Laws that condemn crimes against humanity, war crimes and genocides seem to express humanity; they make one feel nice and, above all, they certainly fit into the category of ‘political correctness'. But historical research is not about being nice or politically correct; research in our understanding of analysis, facts and scholarly objectivity is about coming as close to the truth as possible – whether one likes the results or not. Is this ‘political correctness' not an attempt to establish a binding system of values that is believed to function as a social glue overcoming the various identities a global society is characterized by these days? A nice intention that is born out of the wish to make society better, according to the values of individuality, pluralism, equality of citizens and respect for difference. Yet, while every society needs a certain amount of normative rules that determine how one should treat ones' co-citizens, I do not think that academic research requires such a dictate of being nice. On the contrary, historical research should enjoy full liberty, as limitations of that liberty will strike back like a boomerang: once one important sector of society is being told what to do and think, all others are not safe anymore. If we historians allow politicians and administrators to establish what memory is and what it is not, we have begun to turn into an EU Dienst academia, an academia that is in the service of the state, at its beck and call. Then, the way toward a EU ideology is free.

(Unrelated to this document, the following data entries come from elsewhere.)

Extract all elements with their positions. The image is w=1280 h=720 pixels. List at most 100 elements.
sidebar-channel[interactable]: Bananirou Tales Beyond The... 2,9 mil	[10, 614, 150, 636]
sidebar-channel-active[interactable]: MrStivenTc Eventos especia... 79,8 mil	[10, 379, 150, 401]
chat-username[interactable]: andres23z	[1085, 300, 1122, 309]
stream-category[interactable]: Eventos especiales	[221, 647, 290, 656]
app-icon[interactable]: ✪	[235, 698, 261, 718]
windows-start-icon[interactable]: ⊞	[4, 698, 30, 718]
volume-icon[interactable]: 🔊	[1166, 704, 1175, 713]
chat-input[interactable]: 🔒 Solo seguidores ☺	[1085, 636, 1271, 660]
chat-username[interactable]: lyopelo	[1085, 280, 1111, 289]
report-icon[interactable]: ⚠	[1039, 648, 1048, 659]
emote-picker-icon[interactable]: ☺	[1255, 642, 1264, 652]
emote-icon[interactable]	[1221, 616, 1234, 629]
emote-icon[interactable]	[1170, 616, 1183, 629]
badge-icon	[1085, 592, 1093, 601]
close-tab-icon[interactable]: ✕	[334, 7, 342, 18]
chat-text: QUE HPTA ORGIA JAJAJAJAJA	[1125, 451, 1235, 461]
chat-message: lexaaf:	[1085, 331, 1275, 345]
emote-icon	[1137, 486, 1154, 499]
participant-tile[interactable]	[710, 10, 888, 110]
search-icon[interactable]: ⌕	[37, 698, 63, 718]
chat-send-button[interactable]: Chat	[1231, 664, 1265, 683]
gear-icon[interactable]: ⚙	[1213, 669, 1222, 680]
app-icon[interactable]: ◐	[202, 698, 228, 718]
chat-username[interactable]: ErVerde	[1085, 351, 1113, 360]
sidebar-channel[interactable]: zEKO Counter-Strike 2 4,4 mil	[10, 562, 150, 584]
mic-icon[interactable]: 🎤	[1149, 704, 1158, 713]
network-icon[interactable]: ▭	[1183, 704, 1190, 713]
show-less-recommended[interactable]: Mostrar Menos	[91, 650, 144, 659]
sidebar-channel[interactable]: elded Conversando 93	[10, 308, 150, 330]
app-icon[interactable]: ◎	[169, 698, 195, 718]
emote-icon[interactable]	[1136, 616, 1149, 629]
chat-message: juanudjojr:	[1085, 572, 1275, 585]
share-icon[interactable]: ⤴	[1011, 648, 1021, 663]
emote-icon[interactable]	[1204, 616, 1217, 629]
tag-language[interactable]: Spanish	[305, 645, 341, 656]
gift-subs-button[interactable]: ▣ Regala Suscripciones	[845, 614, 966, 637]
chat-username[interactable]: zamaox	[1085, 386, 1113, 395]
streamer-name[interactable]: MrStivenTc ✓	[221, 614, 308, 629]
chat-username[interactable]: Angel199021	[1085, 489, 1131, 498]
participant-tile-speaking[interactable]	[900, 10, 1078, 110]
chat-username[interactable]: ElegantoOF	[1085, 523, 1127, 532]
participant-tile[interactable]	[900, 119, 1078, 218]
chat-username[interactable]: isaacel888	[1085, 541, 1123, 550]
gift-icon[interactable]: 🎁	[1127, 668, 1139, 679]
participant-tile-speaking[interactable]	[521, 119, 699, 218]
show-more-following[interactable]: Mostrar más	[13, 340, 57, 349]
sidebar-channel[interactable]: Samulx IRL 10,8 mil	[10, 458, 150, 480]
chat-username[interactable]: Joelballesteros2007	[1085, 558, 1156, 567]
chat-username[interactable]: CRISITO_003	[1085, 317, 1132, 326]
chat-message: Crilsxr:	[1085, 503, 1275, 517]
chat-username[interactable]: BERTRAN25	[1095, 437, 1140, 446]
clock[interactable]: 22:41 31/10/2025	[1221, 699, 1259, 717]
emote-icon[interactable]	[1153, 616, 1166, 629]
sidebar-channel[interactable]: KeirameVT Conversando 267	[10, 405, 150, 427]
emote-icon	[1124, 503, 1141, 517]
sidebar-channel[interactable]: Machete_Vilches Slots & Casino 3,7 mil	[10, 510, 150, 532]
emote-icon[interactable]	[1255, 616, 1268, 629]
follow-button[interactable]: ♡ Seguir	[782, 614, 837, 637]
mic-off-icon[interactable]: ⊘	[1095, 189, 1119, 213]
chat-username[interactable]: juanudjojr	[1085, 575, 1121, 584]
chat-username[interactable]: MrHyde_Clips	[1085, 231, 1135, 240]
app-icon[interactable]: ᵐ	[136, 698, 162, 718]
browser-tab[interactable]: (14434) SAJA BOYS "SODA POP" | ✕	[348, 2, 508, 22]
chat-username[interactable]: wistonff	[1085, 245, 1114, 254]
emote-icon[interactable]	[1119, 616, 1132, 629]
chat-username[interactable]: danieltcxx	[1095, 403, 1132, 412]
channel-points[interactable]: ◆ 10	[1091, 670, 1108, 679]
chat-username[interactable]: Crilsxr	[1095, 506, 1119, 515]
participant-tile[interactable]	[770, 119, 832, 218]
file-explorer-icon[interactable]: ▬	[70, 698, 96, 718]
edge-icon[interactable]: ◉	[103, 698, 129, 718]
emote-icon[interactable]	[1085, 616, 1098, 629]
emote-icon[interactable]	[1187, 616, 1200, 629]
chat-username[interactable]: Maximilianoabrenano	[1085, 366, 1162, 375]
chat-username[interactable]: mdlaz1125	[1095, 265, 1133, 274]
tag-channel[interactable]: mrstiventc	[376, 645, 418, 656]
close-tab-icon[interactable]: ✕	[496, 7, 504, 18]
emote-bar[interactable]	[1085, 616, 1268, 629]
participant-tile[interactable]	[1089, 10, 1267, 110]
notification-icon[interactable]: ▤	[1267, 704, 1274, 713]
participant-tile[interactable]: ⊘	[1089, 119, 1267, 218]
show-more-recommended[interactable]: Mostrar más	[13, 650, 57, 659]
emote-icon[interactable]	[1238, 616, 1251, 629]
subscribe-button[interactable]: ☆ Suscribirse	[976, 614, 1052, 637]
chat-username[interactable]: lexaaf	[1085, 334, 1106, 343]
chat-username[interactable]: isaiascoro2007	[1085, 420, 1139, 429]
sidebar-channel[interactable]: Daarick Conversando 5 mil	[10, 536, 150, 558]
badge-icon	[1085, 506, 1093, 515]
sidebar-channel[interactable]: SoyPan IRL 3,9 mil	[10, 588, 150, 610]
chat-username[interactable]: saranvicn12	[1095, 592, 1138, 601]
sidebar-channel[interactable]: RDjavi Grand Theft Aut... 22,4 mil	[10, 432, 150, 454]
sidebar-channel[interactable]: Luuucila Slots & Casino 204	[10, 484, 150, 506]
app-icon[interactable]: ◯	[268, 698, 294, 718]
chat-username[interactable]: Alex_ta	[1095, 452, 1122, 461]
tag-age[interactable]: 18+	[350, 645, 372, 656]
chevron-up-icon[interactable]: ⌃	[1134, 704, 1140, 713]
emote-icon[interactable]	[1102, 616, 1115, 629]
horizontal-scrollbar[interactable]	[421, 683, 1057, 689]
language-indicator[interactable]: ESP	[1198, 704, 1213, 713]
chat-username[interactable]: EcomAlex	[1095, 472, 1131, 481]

Once such an ideology is in effect, our hitherto free, pluralist and tolerant societies will begin to have an increasingly mistaken perception of their own: Identity is being constructed in the absence of historical facts and research. I can vividly remember how parts of the Swiss nation rejected the historical facts the Bergier commission had established in ten years of careful research. Nobody likes to think of oneself as having committed bad things. But again, history is not about being nice, but about detail, descriptions, the careful and balanced handling of facts, objectivity and, above all, looking to the past to learn from one's mistakes. Only liberty will grant future liberty and liberty in historical research will be the best guarantee for a free society.